Malcolm Wallace malcolm.wallace at cs.york.ac.uk
Sun May 31 07:41:44 EDT 2009

> It is my pleasure to announce that after 5 days of experimenting  
> with uu-parsinglib I have absolutely no clue, whatsoever, on how to  
> use it.
> I do not even manage to write a parser for even a mere digit or a  
> simple character.

I don't know whether you will be willing to change over to polyparse  
library, but here are some hints about how you might use it.

Given that you want the input to be a simple character stream, rather  
than use a more elaborate lexer, the first thing to do is to  
specialise the parser type for your purposes:

 > type TextParser a = Parser Char a

Now, to recognise a "mere digit",

 > digit :: TextParser Char
 > digit = satisfy Char.isDigit

and for a sequence of digits forming an unsigned integer:

 > integer :: TextParser Integer
 > integer = do ds <- many1 digit
 >              return (foldl1 (\n d-> n*10+d)
 >                             (map (fromIntegral.digitToInt) ds))
 >           `adjustErr` (++("expected one or more digits"))

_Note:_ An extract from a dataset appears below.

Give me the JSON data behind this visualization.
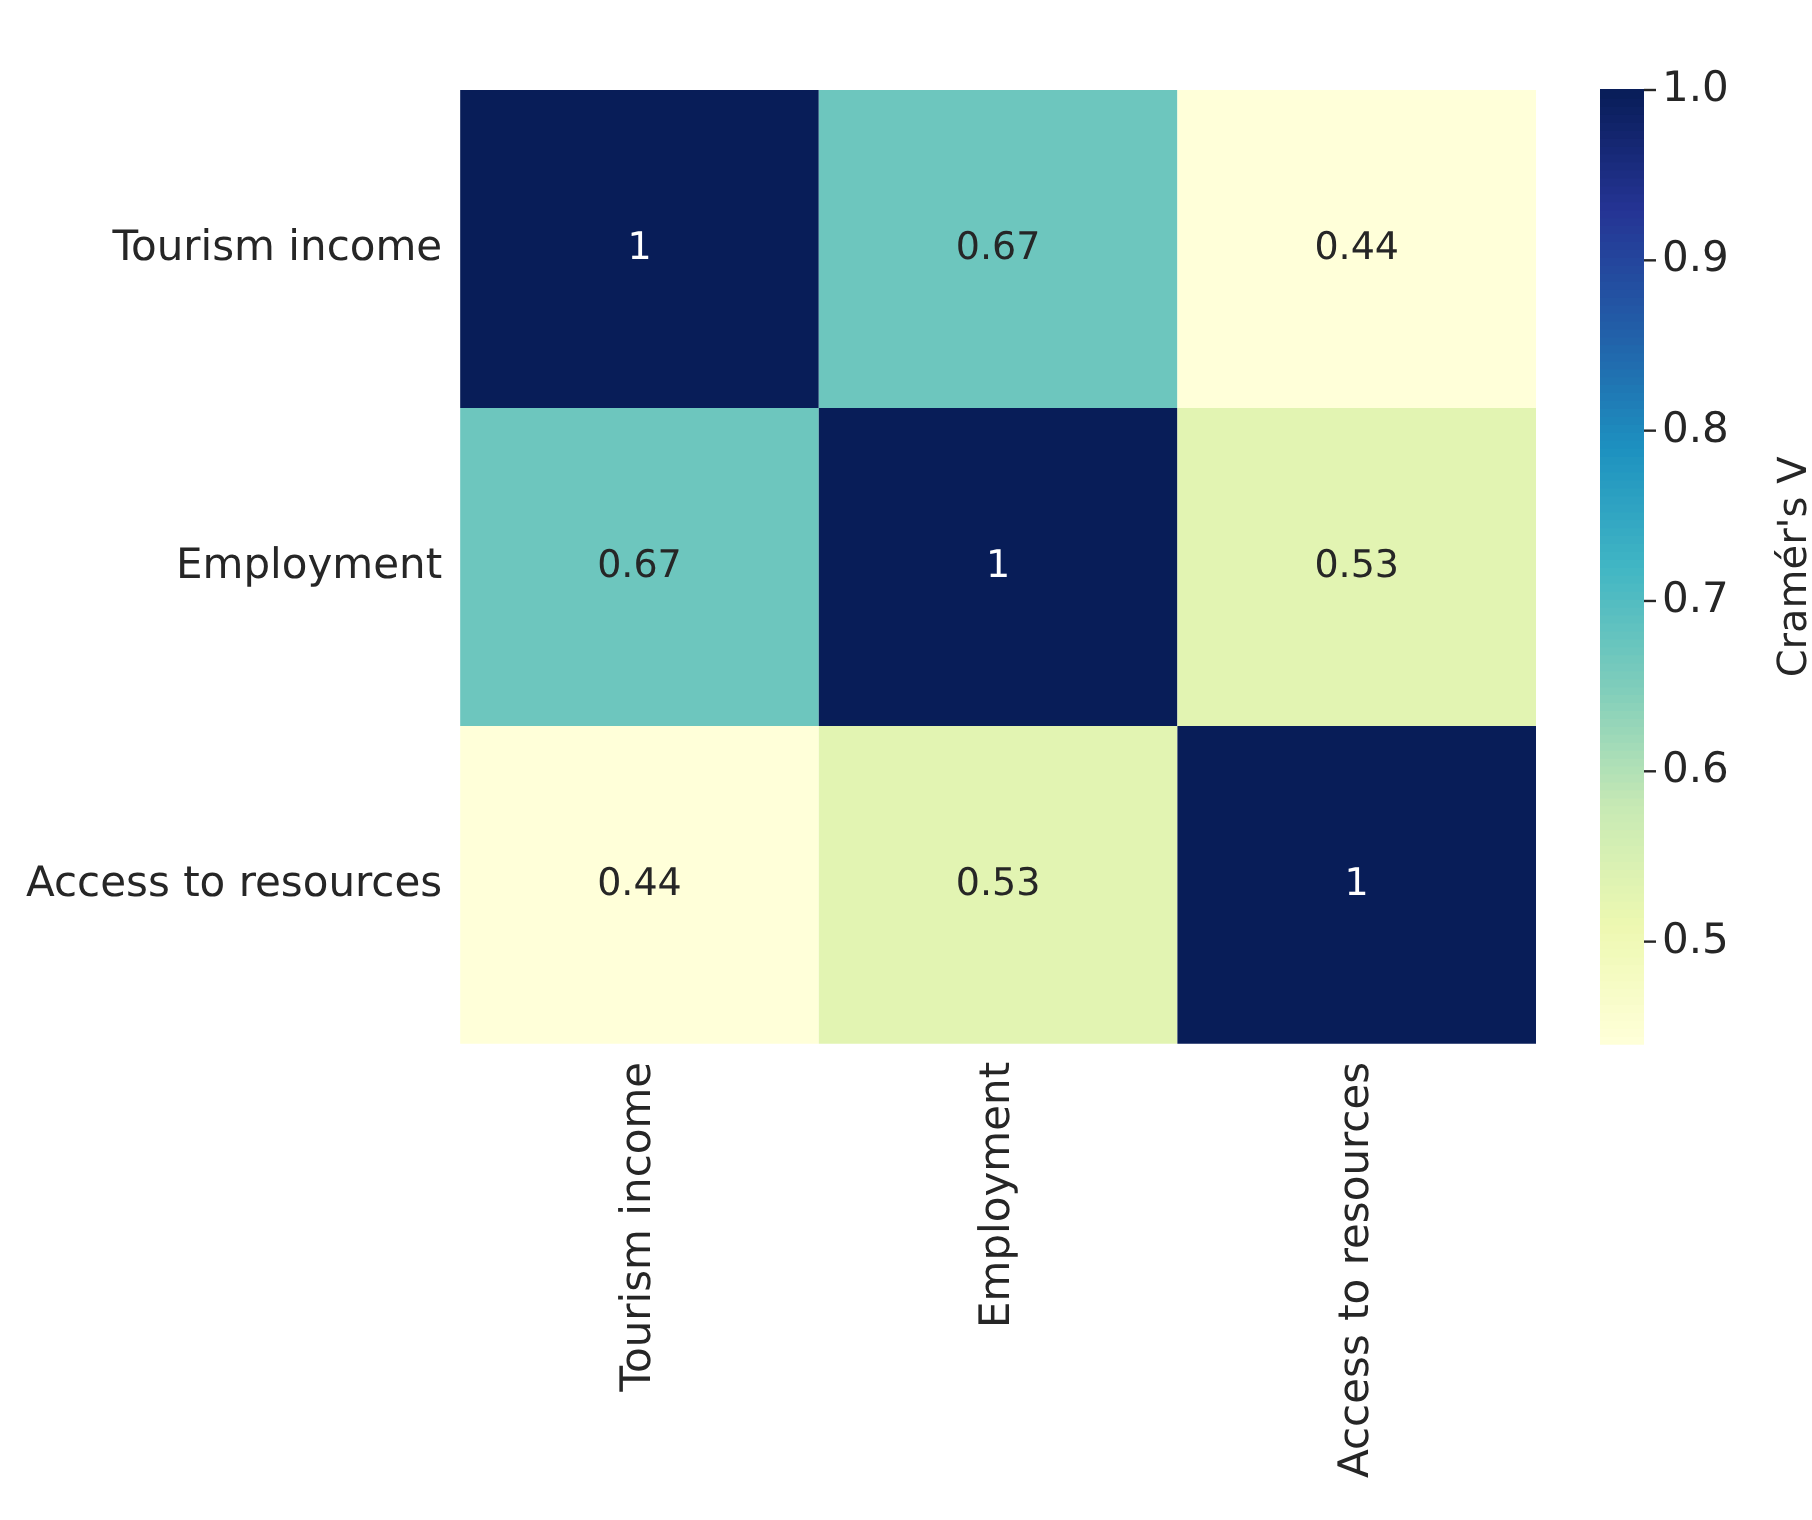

> I mean I'd like to be able to turn "12.05.2009" into something like  
> (12, 5, 2009) and got no clue what the code would have to look like.  
> I do know almost every variation what the code must not look like :).

 > date = do a <- integer
 >           satisfy (=='.')
 >           b <- integer
 >           satisfy (=='.')
 >           c <- integer
 >           return (a,b,c)

Of course, that is just the standard (strict) monadic interface used  
by many combinator libraries.  Your original desire was for lazy  
parsing, and to achieve that, you must move over to the applicative  
interface.  The key difference is that you cannot name intermediate  
values, but must construct larger values directly from smaller ones by  
something like function application.

 > lazydate = return (,,) `apply` integer `discard` dot
 >                        `apply` integer `discard` dot
 >                        `apply` integer
 >    where dot = satisfy (=='.')

The (,,) is the constructor function for triples.  The `discard`  
combinator ensures that its second argument parses OK, but throws away  
its result, keeping only the result of its first argument.

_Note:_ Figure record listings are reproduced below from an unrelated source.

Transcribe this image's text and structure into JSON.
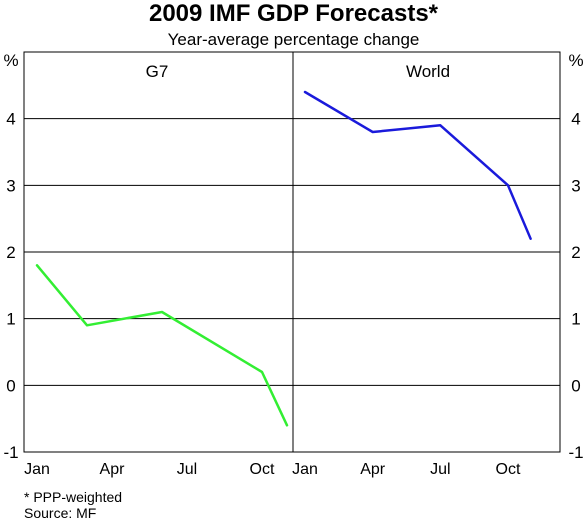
{
  "title": "2009 IMF GDP Forecasts*",
  "subtitle": "Year-average percentage change",
  "footnote": "*   PPP-weighted",
  "source": "Source: MF",
  "chart_data": {
    "type": "line",
    "unit_left": "%",
    "unit_right": "%",
    "ylim": [
      -1,
      5
    ],
    "yticks": [
      -1,
      0,
      1,
      2,
      3,
      4
    ],
    "grid": true,
    "x_tick_labels": [
      "Jan",
      "Apr",
      "Jul",
      "Oct"
    ],
    "panels": [
      {
        "title": "G7",
        "series": [
          {
            "color": "#33ee33",
            "points": [
              {
                "x": "Jan",
                "y": 1.8
              },
              {
                "x": "Mar",
                "y": 0.9
              },
              {
                "x": "Jun",
                "y": 1.1
              },
              {
                "x": "Oct",
                "y": 0.2
              },
              {
                "x": "Nov",
                "y": -0.6
              }
            ]
          }
        ]
      },
      {
        "title": "World",
        "series": [
          {
            "color": "#1a1adb",
            "points": [
              {
                "x": "Jan",
                "y": 4.4
              },
              {
                "x": "Apr",
                "y": 3.8
              },
              {
                "x": "Jul",
                "y": 3.9
              },
              {
                "x": "Oct",
                "y": 3.0
              },
              {
                "x": "Nov",
                "y": 2.2
              }
            ]
          }
        ]
      }
    ]
  }
}
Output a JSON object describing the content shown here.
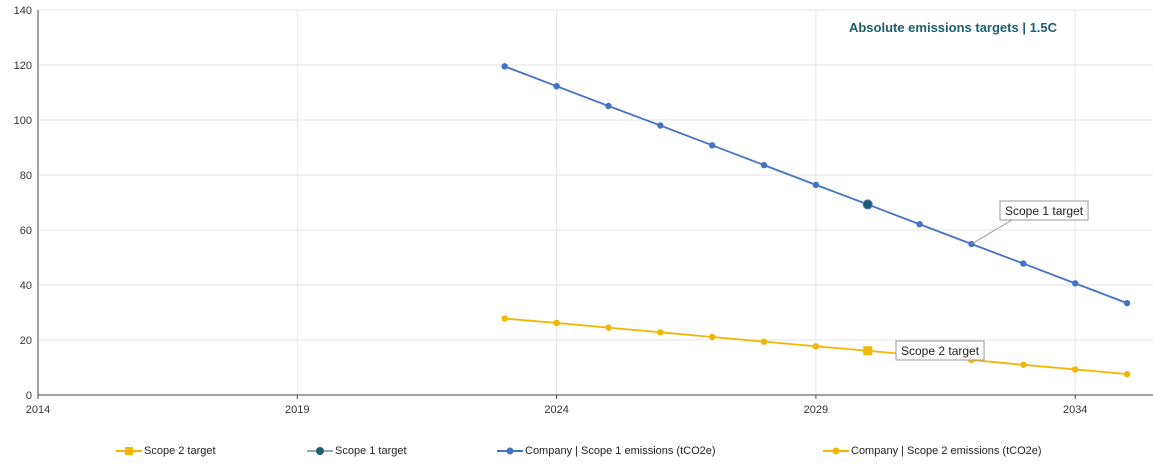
{
  "chart_data": {
    "type": "line",
    "title": "Absolute emissions targets | 1.5C",
    "xlabel": "",
    "ylabel": "",
    "xlim": [
      2014,
      2035.5
    ],
    "ylim": [
      0,
      140
    ],
    "x_ticks": [
      2014,
      2019,
      2024,
      2029,
      2034
    ],
    "y_ticks": [
      0,
      20,
      40,
      60,
      80,
      100,
      120,
      140
    ],
    "grid": true,
    "legend_position": "bottom",
    "series": [
      {
        "name": "Company | Scope 1 emissions (tCO2e)",
        "color": "#4472c4",
        "marker": "circle",
        "x": [
          2023,
          2024,
          2025,
          2026,
          2027,
          2028,
          2029,
          2030,
          2031,
          2032,
          2033,
          2034,
          2035
        ],
        "values": [
          119.5,
          112.3,
          105.1,
          98.0,
          90.8,
          83.6,
          76.4,
          69.3,
          62.1,
          54.9,
          47.8,
          40.6,
          33.4
        ]
      },
      {
        "name": "Company | Scope 2 emissions (tCO2e)",
        "color": "#f2b705",
        "marker": "circle",
        "x": [
          2023,
          2024,
          2025,
          2026,
          2027,
          2028,
          2029,
          2030,
          2031,
          2032,
          2033,
          2034,
          2035
        ],
        "values": [
          27.8,
          26.2,
          24.5,
          22.8,
          21.1,
          19.4,
          17.7,
          16.1,
          14.4,
          12.7,
          11.0,
          9.3,
          7.6
        ]
      },
      {
        "name": "Scope 1 target",
        "color": "#1b5e6e",
        "marker": "circle",
        "x": [
          2030
        ],
        "values": [
          69.3
        ]
      },
      {
        "name": "Scope 2 target",
        "color": "#f2b705",
        "marker": "square",
        "x": [
          2030
        ],
        "values": [
          16.1
        ]
      }
    ],
    "annotations": [
      {
        "text": "Scope 1 target",
        "x": 2032,
        "y": 54.9
      },
      {
        "text": "Scope 2 target",
        "x": 2030,
        "y": 16.1
      }
    ]
  },
  "legend": [
    {
      "label": "Scope 2 target",
      "color": "#f2b705",
      "marker": "square"
    },
    {
      "label": "Scope 1 target",
      "color": "#1b5e6e",
      "marker": "circle"
    },
    {
      "label": "Company | Scope 1 emissions (tCO2e)",
      "color": "#4472c4",
      "marker": "circle"
    },
    {
      "label": "Company | Scope 2 emissions (tCO2e)",
      "color": "#f2b705",
      "marker": "circle"
    }
  ]
}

Apart from lazy space behaviour, the main observable difference  
between "date" and "lazydate" is when errors are reported on incorrect  
input.  For instance:

   > fst $ runParser date "12.05..2009"
   *** Exception: In a sequence:
   Parse.satisfy: failed
   expected one or more digits

   > fst $ runParser lazydate "12.05..2009"
   (12,5,*** Exception: In a sequence:
   Parse.satisfy: failed
   expected one or more digits

Notice how the lazy parser managed to build the first two elements of  
the triple, whilst the strict parser gave no value at all.

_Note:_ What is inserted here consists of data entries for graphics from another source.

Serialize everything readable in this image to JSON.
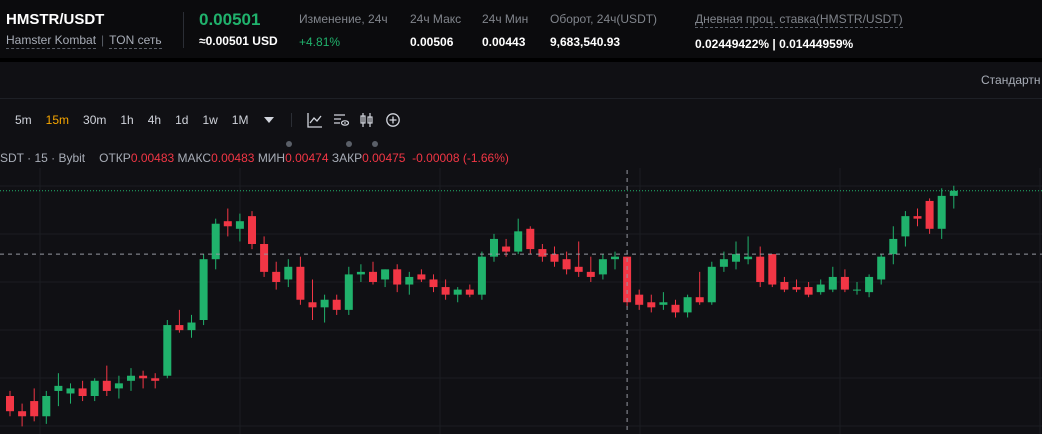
{
  "header": {
    "pair": "HMSTR/USDT",
    "name": "Hamster Kombat",
    "network": "TON сеть",
    "last_price": "0.00501",
    "last_approx": "≈0.00501 USD",
    "change_label": "Изменение, 24ч",
    "change_value": "+4.81%",
    "high_label": "24ч Макс",
    "high_value": "0.00506",
    "low_label": "24ч Мин",
    "low_value": "0.00443",
    "turnover_label": "Оборот, 24ч(USDT)",
    "turnover_value": "9,683,540.93",
    "rate_label": "Дневная проц. ставка(HMSTR/USDT)",
    "rate_value": "0.02449422% | 0.01444959%"
  },
  "chart_panel": {
    "view_label": "Стандартн",
    "timeframes": [
      "5m",
      "15m",
      "30m",
      "1h",
      "4h",
      "1d",
      "1w",
      "1M"
    ],
    "active_timeframe": "15m"
  },
  "legend": {
    "symbol": "SDT · 15 · Bybit",
    "open_label": "ОТКР",
    "open_value": "0.00483",
    "high_label": "МАКС",
    "high_value": "0.00483",
    "low_label": "МИН",
    "low_value": "0.00474",
    "close_label": "ЗАКР",
    "close_value": "0.00475",
    "change_value": "-0.00008 (-1.66%)"
  },
  "colors": {
    "up": "#20b26c",
    "down": "#f23645",
    "accent": "#f7a600"
  },
  "chart_data": {
    "type": "candlestick",
    "candles": [
      {
        "o": 0.0044,
        "h": 0.00442,
        "l": 0.00432,
        "c": 0.00434
      },
      {
        "o": 0.00434,
        "h": 0.00437,
        "l": 0.00428,
        "c": 0.00432
      },
      {
        "o": 0.00438,
        "h": 0.00443,
        "l": 0.0043,
        "c": 0.00432
      },
      {
        "o": 0.00432,
        "h": 0.00442,
        "l": 0.00429,
        "c": 0.0044
      },
      {
        "o": 0.00442,
        "h": 0.00449,
        "l": 0.00436,
        "c": 0.00444
      },
      {
        "o": 0.00441,
        "h": 0.00445,
        "l": 0.00437,
        "c": 0.00443
      },
      {
        "o": 0.00443,
        "h": 0.00446,
        "l": 0.00438,
        "c": 0.0044
      },
      {
        "o": 0.0044,
        "h": 0.00447,
        "l": 0.00438,
        "c": 0.00446
      },
      {
        "o": 0.00446,
        "h": 0.00452,
        "l": 0.0044,
        "c": 0.00442
      },
      {
        "o": 0.00443,
        "h": 0.00448,
        "l": 0.00439,
        "c": 0.00445
      },
      {
        "o": 0.00446,
        "h": 0.00451,
        "l": 0.00442,
        "c": 0.00448
      },
      {
        "o": 0.00448,
        "h": 0.0045,
        "l": 0.00443,
        "c": 0.00447
      },
      {
        "o": 0.00447,
        "h": 0.00449,
        "l": 0.00443,
        "c": 0.00446
      },
      {
        "o": 0.00448,
        "h": 0.0047,
        "l": 0.00447,
        "c": 0.00468
      },
      {
        "o": 0.00468,
        "h": 0.00474,
        "l": 0.00465,
        "c": 0.00466
      },
      {
        "o": 0.00466,
        "h": 0.00472,
        "l": 0.00463,
        "c": 0.00469
      },
      {
        "o": 0.0047,
        "h": 0.00496,
        "l": 0.00468,
        "c": 0.00494
      },
      {
        "o": 0.00494,
        "h": 0.0051,
        "l": 0.0049,
        "c": 0.00508
      },
      {
        "o": 0.00509,
        "h": 0.00514,
        "l": 0.00503,
        "c": 0.00507
      },
      {
        "o": 0.00506,
        "h": 0.00512,
        "l": 0.00501,
        "c": 0.00509
      },
      {
        "o": 0.00511,
        "h": 0.00513,
        "l": 0.00498,
        "c": 0.005
      },
      {
        "o": 0.005,
        "h": 0.00503,
        "l": 0.00487,
        "c": 0.00489
      },
      {
        "o": 0.00489,
        "h": 0.00493,
        "l": 0.00482,
        "c": 0.00485
      },
      {
        "o": 0.00486,
        "h": 0.00494,
        "l": 0.00483,
        "c": 0.00491
      },
      {
        "o": 0.00491,
        "h": 0.00495,
        "l": 0.00476,
        "c": 0.00478
      },
      {
        "o": 0.00477,
        "h": 0.00486,
        "l": 0.0047,
        "c": 0.00475
      },
      {
        "o": 0.00475,
        "h": 0.0048,
        "l": 0.00469,
        "c": 0.00478
      },
      {
        "o": 0.00478,
        "h": 0.0048,
        "l": 0.00472,
        "c": 0.00474
      },
      {
        "o": 0.00474,
        "h": 0.00491,
        "l": 0.00472,
        "c": 0.00488
      },
      {
        "o": 0.00488,
        "h": 0.00492,
        "l": 0.00485,
        "c": 0.00489
      },
      {
        "o": 0.00489,
        "h": 0.00493,
        "l": 0.00484,
        "c": 0.00485
      },
      {
        "o": 0.00486,
        "h": 0.0049,
        "l": 0.00483,
        "c": 0.0049
      },
      {
        "o": 0.0049,
        "h": 0.00492,
        "l": 0.00481,
        "c": 0.00484
      },
      {
        "o": 0.00484,
        "h": 0.00489,
        "l": 0.0048,
        "c": 0.00487
      },
      {
        "o": 0.00488,
        "h": 0.0049,
        "l": 0.00485,
        "c": 0.00486
      },
      {
        "o": 0.00486,
        "h": 0.00488,
        "l": 0.00481,
        "c": 0.00483
      },
      {
        "o": 0.00483,
        "h": 0.00486,
        "l": 0.00478,
        "c": 0.0048
      },
      {
        "o": 0.0048,
        "h": 0.00483,
        "l": 0.00477,
        "c": 0.00482
      },
      {
        "o": 0.00482,
        "h": 0.00484,
        "l": 0.00479,
        "c": 0.0048
      },
      {
        "o": 0.0048,
        "h": 0.00497,
        "l": 0.00478,
        "c": 0.00495
      },
      {
        "o": 0.00495,
        "h": 0.00504,
        "l": 0.00493,
        "c": 0.00502
      },
      {
        "o": 0.00499,
        "h": 0.00502,
        "l": 0.00495,
        "c": 0.00497
      },
      {
        "o": 0.00497,
        "h": 0.0051,
        "l": 0.00496,
        "c": 0.00505
      },
      {
        "o": 0.00506,
        "h": 0.00507,
        "l": 0.00496,
        "c": 0.00498
      },
      {
        "o": 0.00498,
        "h": 0.005,
        "l": 0.00493,
        "c": 0.00495
      },
      {
        "o": 0.00496,
        "h": 0.00499,
        "l": 0.00491,
        "c": 0.00493
      },
      {
        "o": 0.00494,
        "h": 0.00497,
        "l": 0.00488,
        "c": 0.0049
      },
      {
        "o": 0.00491,
        "h": 0.00501,
        "l": 0.00487,
        "c": 0.00489
      },
      {
        "o": 0.00489,
        "h": 0.00495,
        "l": 0.00485,
        "c": 0.00487
      },
      {
        "o": 0.00488,
        "h": 0.00496,
        "l": 0.00486,
        "c": 0.00494
      },
      {
        "o": 0.00494,
        "h": 0.00497,
        "l": 0.0049,
        "c": 0.00495
      },
      {
        "o": 0.00495,
        "h": 0.00495,
        "l": 0.00475,
        "c": 0.00477
      },
      {
        "o": 0.0048,
        "h": 0.00482,
        "l": 0.00474,
        "c": 0.00476
      },
      {
        "o": 0.00477,
        "h": 0.0048,
        "l": 0.00473,
        "c": 0.00475
      },
      {
        "o": 0.00476,
        "h": 0.00481,
        "l": 0.00474,
        "c": 0.00477
      },
      {
        "o": 0.00476,
        "h": 0.00478,
        "l": 0.00471,
        "c": 0.00473
      },
      {
        "o": 0.00473,
        "h": 0.0048,
        "l": 0.00471,
        "c": 0.00479
      },
      {
        "o": 0.00479,
        "h": 0.00489,
        "l": 0.00476,
        "c": 0.00477
      },
      {
        "o": 0.00477,
        "h": 0.00493,
        "l": 0.00476,
        "c": 0.00491
      },
      {
        "o": 0.00491,
        "h": 0.00497,
        "l": 0.00489,
        "c": 0.00494
      },
      {
        "o": 0.00493,
        "h": 0.00501,
        "l": 0.0049,
        "c": 0.00496
      },
      {
        "o": 0.00494,
        "h": 0.00503,
        "l": 0.00492,
        "c": 0.00495
      },
      {
        "o": 0.00495,
        "h": 0.00499,
        "l": 0.00483,
        "c": 0.00485
      },
      {
        "o": 0.00496,
        "h": 0.00496,
        "l": 0.00483,
        "c": 0.00484
      },
      {
        "o": 0.00485,
        "h": 0.00487,
        "l": 0.00481,
        "c": 0.00482
      },
      {
        "o": 0.00483,
        "h": 0.00486,
        "l": 0.00481,
        "c": 0.00482
      },
      {
        "o": 0.00483,
        "h": 0.00485,
        "l": 0.00479,
        "c": 0.0048
      },
      {
        "o": 0.00481,
        "h": 0.00486,
        "l": 0.0048,
        "c": 0.00484
      },
      {
        "o": 0.00482,
        "h": 0.00491,
        "l": 0.00481,
        "c": 0.00487
      },
      {
        "o": 0.00487,
        "h": 0.0049,
        "l": 0.00481,
        "c": 0.00482
      },
      {
        "o": 0.00482,
        "h": 0.00485,
        "l": 0.0048,
        "c": 0.00482
      },
      {
        "o": 0.00481,
        "h": 0.00488,
        "l": 0.00479,
        "c": 0.00487
      },
      {
        "o": 0.00486,
        "h": 0.00496,
        "l": 0.00484,
        "c": 0.00495
      },
      {
        "o": 0.00496,
        "h": 0.00507,
        "l": 0.00492,
        "c": 0.00502
      },
      {
        "o": 0.00503,
        "h": 0.00513,
        "l": 0.00499,
        "c": 0.00511
      },
      {
        "o": 0.00511,
        "h": 0.00514,
        "l": 0.00507,
        "c": 0.0051
      },
      {
        "o": 0.00517,
        "h": 0.00518,
        "l": 0.00504,
        "c": 0.00506
      },
      {
        "o": 0.00506,
        "h": 0.00522,
        "l": 0.00502,
        "c": 0.00519
      },
      {
        "o": 0.00519,
        "h": 0.00523,
        "l": 0.00514,
        "c": 0.00521
      }
    ],
    "price_line": 0.00521,
    "crosshair_price": 0.00496,
    "crosshair_index": 51,
    "ylim": [
      0.00425,
      0.0053
    ]
  }
}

I know that the error messages shown here are not entirely  
satisfactory, but they can be improved significantly just by making  
greater use of the `adjustErr` combinator in lots more places (it is  
rather like Parsec's <?>).  Errors containing positional information  
about the input can be constructed by introducing a separate lexical  
tokenizer, which is also not difficult.